12 Colo. 226 | Colo. | 1888
delivered the opinion of the court.
Of the fifteen assignments of error in this case it is only necessary for us to notice the last, viz.: “The judgment is contrary to law and against the evidence,” as our decision thereon precludes a recovery by the appellee in this action. The complaint does not state, and the evidence does not show, that the appellee made any attempt to comply with section 4 of the act under which the lien is claimed. No statement as required by said section was either served or posted, and, without complying with this prerequisite, appellee was not entitled to a decree establishing a lien upon appellant’s property. The proceeding to enforce a mechanic’s lien is purely statutory,
That the notice required by section 5 of said act is in addition to, and does not take the place of, the statement required by the preceding section, is manifest from the language used in the fifth section, viz.: “ Every subcontractor, mechanic, laborer or material-man claiming a lien for the amount so specified in such statement or statements * * * shall, within forty days, * * * file a notice,” etc. Clearly, the statement or statements here referred to are those provided for in the preceding section, without the service or posting of which no lien attaches.

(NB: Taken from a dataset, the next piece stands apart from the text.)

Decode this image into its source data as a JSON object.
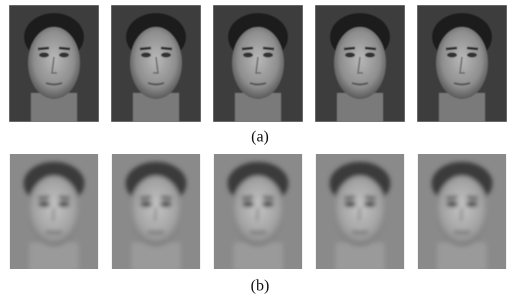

It is claimed, however, that the lien sought to be enforced in this proceeding is in the nature of an equitable lien against the property of appellant, and that a compliance with the statute in reference to the service of a statement was therefore unnecessary, as the company had notice of appellee’s claim at a time when something was due from it to its contractor. Granting, as we do, that the statute gives a remedy of a beneficent character, and that it ought to receive a liberal construction from the courts, to the end that the purpose and intention of the legislature may be effectuated, still it gives a remedy unknown at common law or in equity, and its provisions must be at least substantially complied with; otherwise no lien will attach. In view of the judgment of the court below in favor of Cox, and without the statement required under section 4 of the act, we know of no principle of law or equity by which appellant’s property can be subjected to the payment of appellee’s claim. Phil. Mech. Liens, §§ 16, 338; Epley v. Scherer, 5 Colo. 536.
The judgment is reversed and the cause remanded to the' district court, with directions to dismiss the proceeding. Reversed.